Another capsuleer halfway across the room raised her glass in a toast and called, “Hey Taylor! How’s it feel? Being bested!”
Taylor took a sip of Sarpati wine before turning to the Jin-Mei. “Look, June. You beat me. Once. Enjoy it, let it sink in, then fuck off. I’ll get you back in two months.”
“C’mon! Lose the attitude. I got a Daredevil, fully fit with black market upgrades. Plus some extra ISK. How about you?”
“A cerebral accelerator worth a billion kredits for doing a teeny little bit of damage on Chino’s ship. … “
“A billion for scratching the shielding of a cruiser? Really? Come on!” another capsuleer interjected. “Astro’s got too much money. Geez.”
“Well, remember the charity event? 50,000 of those chips of quantum entangled helium were sent to charity. And billions more kredits were put into raffle prizes, remember?” Taylor replied. “Anyways, cerebral accelerator. Billion ISK. Not bad. Probably worth more than your thing.”
June turned away in mock disgust. “What about you, Ody? You get that skill injector yet?”
“No,” Odysseus chuckled. “I think Astro is swamped with paperwork. The brokers must be making bank off of him. All those contracts he makes. Those charity contracts a few months ago?

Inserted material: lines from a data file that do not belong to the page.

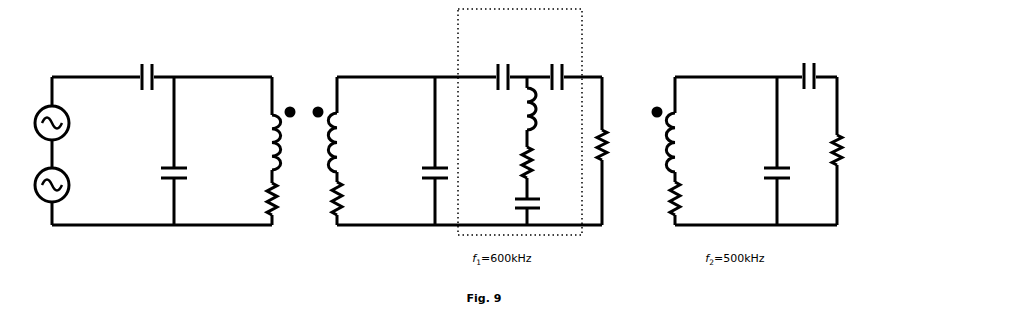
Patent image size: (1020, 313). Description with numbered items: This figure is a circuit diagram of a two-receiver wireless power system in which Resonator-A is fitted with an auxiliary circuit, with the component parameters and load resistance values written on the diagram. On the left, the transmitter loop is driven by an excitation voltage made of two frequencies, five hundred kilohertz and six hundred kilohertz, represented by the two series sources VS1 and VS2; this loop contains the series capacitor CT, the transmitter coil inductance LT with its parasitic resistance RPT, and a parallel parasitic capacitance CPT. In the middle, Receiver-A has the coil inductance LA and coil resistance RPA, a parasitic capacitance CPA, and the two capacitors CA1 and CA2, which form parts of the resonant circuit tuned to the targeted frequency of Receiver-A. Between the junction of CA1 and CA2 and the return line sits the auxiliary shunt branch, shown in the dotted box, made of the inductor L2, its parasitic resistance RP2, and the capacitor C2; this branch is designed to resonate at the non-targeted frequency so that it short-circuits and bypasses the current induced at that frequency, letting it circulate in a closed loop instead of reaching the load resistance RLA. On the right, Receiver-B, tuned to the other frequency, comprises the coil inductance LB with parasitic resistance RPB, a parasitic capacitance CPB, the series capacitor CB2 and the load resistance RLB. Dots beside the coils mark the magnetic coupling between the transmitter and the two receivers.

The series capacitor C_T 1nF CT is at (147, 55).
The voltage source V_S1 f1=600kHz VS1 is at (92, 124).
The voltage source V_S2 f2=500kHz VS2 is at (91, 186).
The parasitic capacitor C_PT 17pF CPT is at (190, 173).
The transmitter inductor L_T 81.3uH LT is at (249, 142).
The parasitic resistor R_PT 0.85 ohm RPT is at (250, 199).
The coil inductance LA is at (357, 142).
The coil resistance RPA is at (357, 198).
The parasitic capacitor C_PA 17pF CPA is at (418, 174).
The capacitor CA2 is at (501, 55).
The capacitor CA1 is at (556, 55).
The inductor of resonant branch L2 is at (502, 110).
The parasitic resistor R_P2 3 ohm RP2 is at (507, 163).
The capacitor of resonant branch C2 is at (504, 204).
The load resistance RLA is at (619, 149).
The capacitor C_B2 1.22nF CB2 is at (810, 56).
The receiver inductor L_B 81.3uH LB is at (696, 142).
The parasitic resistor R_PB 0.85 ohm RPB is at (696, 198).
The parasitic capacitor C_PB 17pF CPB is at (760, 174).
The load resistor R_LB 4.7 ohm RLB is at (856, 151).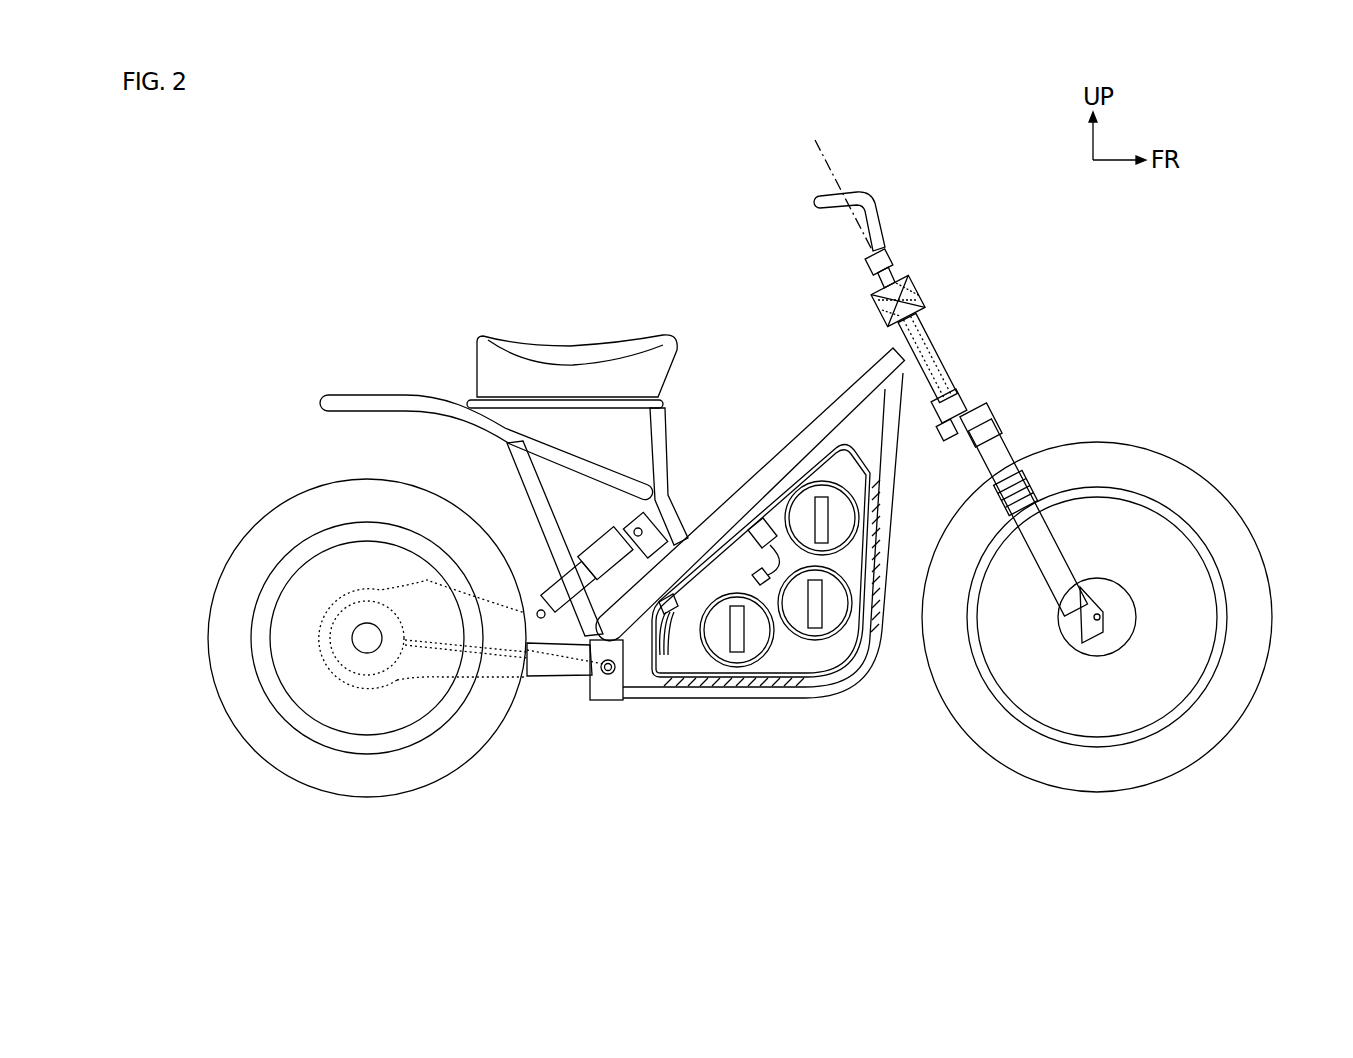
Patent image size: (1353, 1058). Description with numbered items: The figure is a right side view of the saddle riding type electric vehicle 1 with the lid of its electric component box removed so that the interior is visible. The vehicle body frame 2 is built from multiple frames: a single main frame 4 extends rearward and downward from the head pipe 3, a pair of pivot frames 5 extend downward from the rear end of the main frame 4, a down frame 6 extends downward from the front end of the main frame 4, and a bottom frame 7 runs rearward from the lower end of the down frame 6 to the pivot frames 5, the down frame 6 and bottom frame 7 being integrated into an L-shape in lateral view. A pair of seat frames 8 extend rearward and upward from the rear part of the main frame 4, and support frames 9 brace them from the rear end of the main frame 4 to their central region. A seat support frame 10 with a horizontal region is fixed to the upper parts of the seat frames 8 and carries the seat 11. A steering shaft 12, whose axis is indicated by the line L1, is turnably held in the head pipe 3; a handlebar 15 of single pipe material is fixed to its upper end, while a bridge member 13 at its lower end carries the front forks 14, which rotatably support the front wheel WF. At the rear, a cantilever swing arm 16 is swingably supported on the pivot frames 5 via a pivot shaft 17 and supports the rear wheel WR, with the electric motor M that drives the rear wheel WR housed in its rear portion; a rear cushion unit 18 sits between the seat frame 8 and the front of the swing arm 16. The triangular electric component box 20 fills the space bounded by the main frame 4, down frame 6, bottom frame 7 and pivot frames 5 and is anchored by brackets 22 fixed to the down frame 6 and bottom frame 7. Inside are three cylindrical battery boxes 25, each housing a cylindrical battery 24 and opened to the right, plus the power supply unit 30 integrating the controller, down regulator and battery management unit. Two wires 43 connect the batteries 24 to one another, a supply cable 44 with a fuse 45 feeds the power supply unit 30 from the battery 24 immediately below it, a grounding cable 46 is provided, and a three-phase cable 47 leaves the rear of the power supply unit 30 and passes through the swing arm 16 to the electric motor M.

The saddle riding type electric vehicle 1 is at (440, 190).
The vehicle body frame 2 is at (814, 405).
The head pipe 3 is at (937, 338).
The main frame 4 is at (793, 442).
The pivot frames 5 is at (608, 700).
The down frame 6 is at (878, 632).
The bottom frame 7 is at (733, 699).
The seat frames 8 is at (382, 395).
The support frames 9 is at (523, 480).
The seat support frame 10 is at (517, 399).
The seat 11 is at (553, 337).
The steering shaft 12 is at (950, 376).
The bridge member 13 is at (988, 413).
The front forks 14 is at (1048, 547).
The handlebar 15 is at (881, 220).
The swing arm 16 is at (530, 690).
The pivot shaft 17 is at (603, 673).
The rear cushion unit 18 is at (598, 548).
The electric component box 20 is at (850, 665).
The brackets 22 is at (878, 517).
The battery 24 is at (845, 505).
The battery boxes 25 is at (843, 481).
The power supply unit 30 is at (775, 537).
The wires 43 is at (866, 555).
The supply cable 44 is at (757, 575).
The fuse 45 is at (701, 545).
The grounding cable 46 is at (777, 538).
The three-phase cable 47 is at (660, 675).
The electric motor M is at (357, 600).
The rear wheel WR is at (252, 728).
The front wheel WF is at (1230, 716).
The axial line of the steering shaft L1 is at (848, 156).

Remember those? Like … I dunno, 25? Even more, maybe? Eh … i’ll get it within a few days.”
The capsuleers around him guffawed with laughter. Very few, if any, stopped to think about the crewmen who had lost their lives in the events of the day, and those that they had stranded in the middle of lawless space. Within a few days, most would have forgotten about them. Written them off. The simple cost of capsuleer life.